I shall be meeting the managing director of Arriva Trains in the next 10 days, so I hope that the Minister will take this issue seriously and not send another reply to my letters, saying merely that the fast trains are going to get the automatic right to the track and that local trains will be treated akin to second-class citizens. That is not the way to operate. Will the Minister take this matter seriously?

Rail can answer, in a major way, some of the problems of getting to and from work, but unless we have the necessary number of trains and the necessary capacity on the track and on individual trains—which means longer platforms and more carriages on each train—we shall not be able to achieve the Government’s objectives in respect of climate change and carbon dioxide emissions.

I feel terribly strongly about this. I sometimes travel down by train, although I do not always do so, and I do not share the dislike of cars—almost a phobia—felt by the hon. Member for Lewes (Norman Baker). People in this country demand mobility, and cars can give it to them. In the countryside, by the way, 4 x 4 vehicles are necessary.
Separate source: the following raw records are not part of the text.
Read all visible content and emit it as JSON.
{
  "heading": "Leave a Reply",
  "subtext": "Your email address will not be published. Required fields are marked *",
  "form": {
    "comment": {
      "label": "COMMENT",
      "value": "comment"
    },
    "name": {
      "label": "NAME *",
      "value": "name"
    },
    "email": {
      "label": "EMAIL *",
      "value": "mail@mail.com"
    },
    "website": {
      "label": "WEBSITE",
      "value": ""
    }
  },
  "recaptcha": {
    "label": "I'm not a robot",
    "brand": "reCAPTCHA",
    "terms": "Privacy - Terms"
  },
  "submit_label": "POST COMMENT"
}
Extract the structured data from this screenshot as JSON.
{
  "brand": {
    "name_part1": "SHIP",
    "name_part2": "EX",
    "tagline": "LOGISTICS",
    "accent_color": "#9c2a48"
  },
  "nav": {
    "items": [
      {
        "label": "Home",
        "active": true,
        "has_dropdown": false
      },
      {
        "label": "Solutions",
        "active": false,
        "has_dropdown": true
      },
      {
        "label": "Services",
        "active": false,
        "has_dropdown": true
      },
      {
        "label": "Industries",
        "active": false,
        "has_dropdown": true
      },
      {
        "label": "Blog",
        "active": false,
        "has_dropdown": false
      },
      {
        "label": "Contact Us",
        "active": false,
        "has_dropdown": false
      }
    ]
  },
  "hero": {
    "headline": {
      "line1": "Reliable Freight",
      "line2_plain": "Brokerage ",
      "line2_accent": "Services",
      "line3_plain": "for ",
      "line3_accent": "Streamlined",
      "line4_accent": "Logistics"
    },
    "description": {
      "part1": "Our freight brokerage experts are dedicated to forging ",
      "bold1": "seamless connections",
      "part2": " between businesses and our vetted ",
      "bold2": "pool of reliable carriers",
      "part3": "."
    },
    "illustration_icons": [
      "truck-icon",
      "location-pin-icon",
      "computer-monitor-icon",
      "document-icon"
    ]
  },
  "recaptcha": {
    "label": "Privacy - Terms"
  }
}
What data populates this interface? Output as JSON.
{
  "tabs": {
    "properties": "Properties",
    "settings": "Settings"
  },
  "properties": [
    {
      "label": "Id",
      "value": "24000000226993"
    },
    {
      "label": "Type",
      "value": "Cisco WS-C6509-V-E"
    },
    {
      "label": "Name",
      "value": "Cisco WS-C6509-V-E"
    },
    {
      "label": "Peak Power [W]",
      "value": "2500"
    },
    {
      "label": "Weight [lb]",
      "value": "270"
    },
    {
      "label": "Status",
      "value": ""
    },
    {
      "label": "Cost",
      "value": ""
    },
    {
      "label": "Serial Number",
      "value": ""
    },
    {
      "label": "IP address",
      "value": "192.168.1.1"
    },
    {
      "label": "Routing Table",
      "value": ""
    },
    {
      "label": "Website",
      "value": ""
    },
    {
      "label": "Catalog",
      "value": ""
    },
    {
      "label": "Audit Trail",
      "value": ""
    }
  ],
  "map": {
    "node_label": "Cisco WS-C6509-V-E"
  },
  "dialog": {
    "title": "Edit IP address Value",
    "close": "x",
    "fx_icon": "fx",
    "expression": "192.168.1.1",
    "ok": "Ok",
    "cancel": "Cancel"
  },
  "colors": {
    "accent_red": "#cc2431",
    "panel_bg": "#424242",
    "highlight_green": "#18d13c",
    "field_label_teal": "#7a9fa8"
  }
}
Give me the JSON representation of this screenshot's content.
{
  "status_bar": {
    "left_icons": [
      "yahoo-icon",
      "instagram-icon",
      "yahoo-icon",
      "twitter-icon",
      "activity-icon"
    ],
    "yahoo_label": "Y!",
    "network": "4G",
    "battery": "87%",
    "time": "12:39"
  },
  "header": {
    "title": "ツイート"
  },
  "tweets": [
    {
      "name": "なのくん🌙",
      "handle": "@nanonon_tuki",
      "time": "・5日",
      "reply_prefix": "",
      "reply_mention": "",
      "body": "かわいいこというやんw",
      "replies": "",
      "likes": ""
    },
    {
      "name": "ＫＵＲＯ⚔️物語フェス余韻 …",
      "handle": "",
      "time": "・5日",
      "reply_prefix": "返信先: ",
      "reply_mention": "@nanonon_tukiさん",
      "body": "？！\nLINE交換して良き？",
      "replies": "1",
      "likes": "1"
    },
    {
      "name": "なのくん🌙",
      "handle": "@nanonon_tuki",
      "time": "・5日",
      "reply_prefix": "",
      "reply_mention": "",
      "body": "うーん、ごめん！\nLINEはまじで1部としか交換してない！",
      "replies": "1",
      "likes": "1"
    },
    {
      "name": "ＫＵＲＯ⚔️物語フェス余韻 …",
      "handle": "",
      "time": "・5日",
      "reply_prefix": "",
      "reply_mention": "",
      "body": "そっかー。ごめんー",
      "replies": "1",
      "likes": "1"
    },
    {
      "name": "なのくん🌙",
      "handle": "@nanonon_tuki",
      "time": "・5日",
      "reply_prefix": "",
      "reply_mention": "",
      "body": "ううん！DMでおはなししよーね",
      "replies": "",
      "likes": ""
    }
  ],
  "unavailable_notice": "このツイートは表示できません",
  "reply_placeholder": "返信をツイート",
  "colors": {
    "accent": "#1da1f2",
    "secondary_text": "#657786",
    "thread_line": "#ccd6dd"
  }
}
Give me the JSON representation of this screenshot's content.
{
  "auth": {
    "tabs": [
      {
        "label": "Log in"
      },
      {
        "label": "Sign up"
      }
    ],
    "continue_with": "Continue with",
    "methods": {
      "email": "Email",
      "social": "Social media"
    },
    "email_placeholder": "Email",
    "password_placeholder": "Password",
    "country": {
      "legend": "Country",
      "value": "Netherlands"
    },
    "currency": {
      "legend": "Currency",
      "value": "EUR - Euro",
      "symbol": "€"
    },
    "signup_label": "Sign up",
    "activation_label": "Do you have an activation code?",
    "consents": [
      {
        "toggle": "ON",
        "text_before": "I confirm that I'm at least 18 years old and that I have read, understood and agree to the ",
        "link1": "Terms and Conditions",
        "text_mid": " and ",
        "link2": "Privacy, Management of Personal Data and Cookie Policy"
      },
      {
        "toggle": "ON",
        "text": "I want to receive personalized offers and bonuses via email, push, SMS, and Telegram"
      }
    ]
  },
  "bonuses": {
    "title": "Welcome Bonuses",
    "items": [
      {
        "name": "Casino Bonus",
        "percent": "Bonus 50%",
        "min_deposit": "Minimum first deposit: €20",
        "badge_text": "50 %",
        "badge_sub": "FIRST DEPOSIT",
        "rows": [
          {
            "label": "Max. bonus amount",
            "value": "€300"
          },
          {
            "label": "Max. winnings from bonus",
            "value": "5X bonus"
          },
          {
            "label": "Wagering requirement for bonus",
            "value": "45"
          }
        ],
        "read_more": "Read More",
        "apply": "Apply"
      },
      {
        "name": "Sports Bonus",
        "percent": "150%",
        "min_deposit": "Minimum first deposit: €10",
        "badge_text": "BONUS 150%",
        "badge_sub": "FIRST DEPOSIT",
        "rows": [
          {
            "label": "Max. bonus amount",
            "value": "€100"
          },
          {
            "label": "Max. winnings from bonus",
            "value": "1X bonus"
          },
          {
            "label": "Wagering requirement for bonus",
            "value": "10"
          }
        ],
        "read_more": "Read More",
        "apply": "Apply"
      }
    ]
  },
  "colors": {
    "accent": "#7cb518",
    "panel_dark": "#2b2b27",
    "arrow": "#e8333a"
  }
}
I ask the Minister please to respond to the genuine concern that is expressed about the way in which our rail services are organised. In an era in which the Prime Minister says that he wants a Government of all the talents, I am only surprised that he has not asked my right hon. Friend the Member for Wokingham to advise him on rail structure; but I really do want a constructive reply from the Minister. He is a decent guy and I like him. Can he come up with the answer to what has been asked in this debate?